Por Ascom CEDIR
Crédito: xangorezandoalto.blogspot.com.br |
Há 102 anos, Maceió assistiu a um dos mais
emblemáticos – e tristes – episódios de intolerância religiosa no Brasil. Foi
no dia 1º de fevereiro de 1912, quando a Liga dos Republicanos Combatentes, de
oposição ao governo do Estado de Alagoas, incitou a população a destruir todas
as casas de culto afro-brasileiros da capital alagoana. O evento ficou
conhecido como ‘Quebra de Xangô’. Naquele dia, terreiros foram invadidos. Pais
e mães de santo foram espancados em praça pública. Seus objetos de culto e
roupas litúrgicas, retirados dos terreiros destruídos, foram queimados. Até
hoje não se sabe quantos terreiros foram atingidos, nem quantas pessoas foram
assassinadas.
Sabe-se,
porém, que a Liga dos Republicanos Combatentes era uma milícia armada, integrada
por operários e liderada pelo tenente reformado Manoel Luiz da Paz, veterano da
Guerra de Canudos. E que fez o que fez por conta de uma briga política entre a
oposição e o então governador de Alagoas, Euclides Vieira Malta. Às vésperas da
eleição, a oposição acusa Malta de recorrer aos terreiros para manter-se no
poder à custa de ‘feitiçarias dos Xangôs’. A 'denúncia', largamente noticiada
pelo Jornal de Alagoas – também de oposição –, desmoralizou o governador
perante a sociedade, exatamente da forma como a Liga desejava.

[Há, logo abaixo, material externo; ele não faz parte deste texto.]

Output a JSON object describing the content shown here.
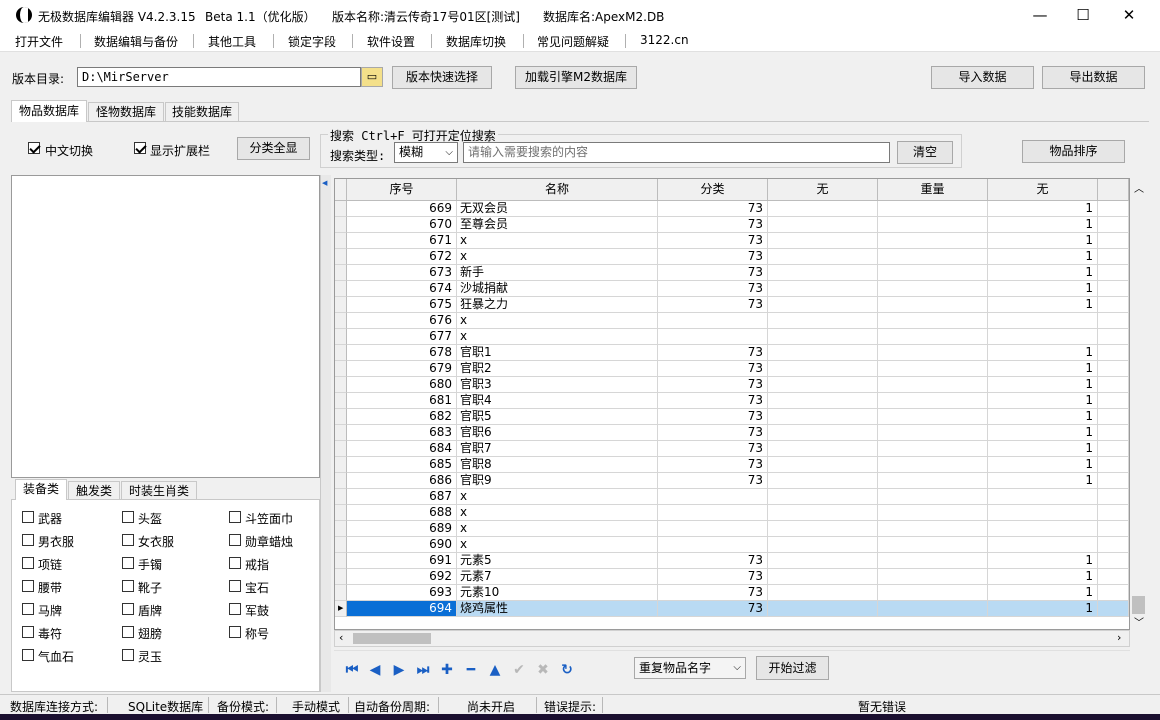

Crédito: Secom Governo de Alagoas |
Há séculos a sociedade brasileira é ensinada a classificar, ainda que inconscientemente, como 'sujo', 'demoníaco', 'feio' e 'vergonhoso' tudo o que vem da África -- incluindo as religiões. Por isso as notícias envolvendo o
governador Euclides Vieira Malta e a prática de cultos afro causou tanto
estardalhaço: porque já naquela época havia esta mentalidade e, portanto, era ‘um absurdo’ que um governador se prestasse ao papel
de recorrer a pais e mães de santo para o que quer que fosse.
Diante da
violência brutal a que foi submetido, tendo suas práticas religiosas expostas como algo menor, prejudicial e sem valor, o povo de santo sentiu medo. Nas
décadas seguintes, passou a se manifestar religiosamente de forma quase inaudível
– e, certamente, invisível. Yalorixás, babalorixás e filhos de santo passaram a
praticar uma modalidade de culto chamada ‘Xangô Rezado Baixo’, em segredo, sem
o uso de atabaques.
Embora
décadas tenham se passado desde o ataque, ainda hoje é possível observar as
consequências funestas da ‘Quebra de Xangô’: embora existam cerca de 2 mil
terreiros em todo o estado de Alagoas, umbandistas e candomblecistas pouco se
expõem (fenômeno, verdade seja dita, que acontece também em outros estados da federação: estão aí os dados do IBGE que não nos deixam mentir). Apenas em 2012, quando o ataque completou 100 anos, o Poder Público se
posicionou sobre o episódio; foi quando o atual governador de Alagoas, Teotônio
Vilela Filho, assinou um pedido de perdão oficial a todas as comunidades de
terreiro do estado pela barbárie ocorrida naquele 1º de fevereiro.
A partir
disso, um festival de afirmação dos cultos afro-brasileiros foi idealizado. Batizada
de ‘Xangô Rezado Alto’, a iniciativa, promovida pela Universidade Estadual de
Alagoas (UNEAL), visa a recuperar o passado e também a autoestima dos
religiosos que, por medo, deixaram de assumir e praticar sua fé publicamente.
Mais que isso: tem o objetivo de lembrar ao Poder Público que não deve, jamais, fechar os
olhos diante das injustiças. Se antes Xangô era rezado baixo, desde 2012 Xangô
é rezado em alto e bom som – em praça pública, numa festa de devoção e
liberdade, por pessoas que aprenderam que não devem jamais sentir vergonha ou
medo de professar publicamente sua fé.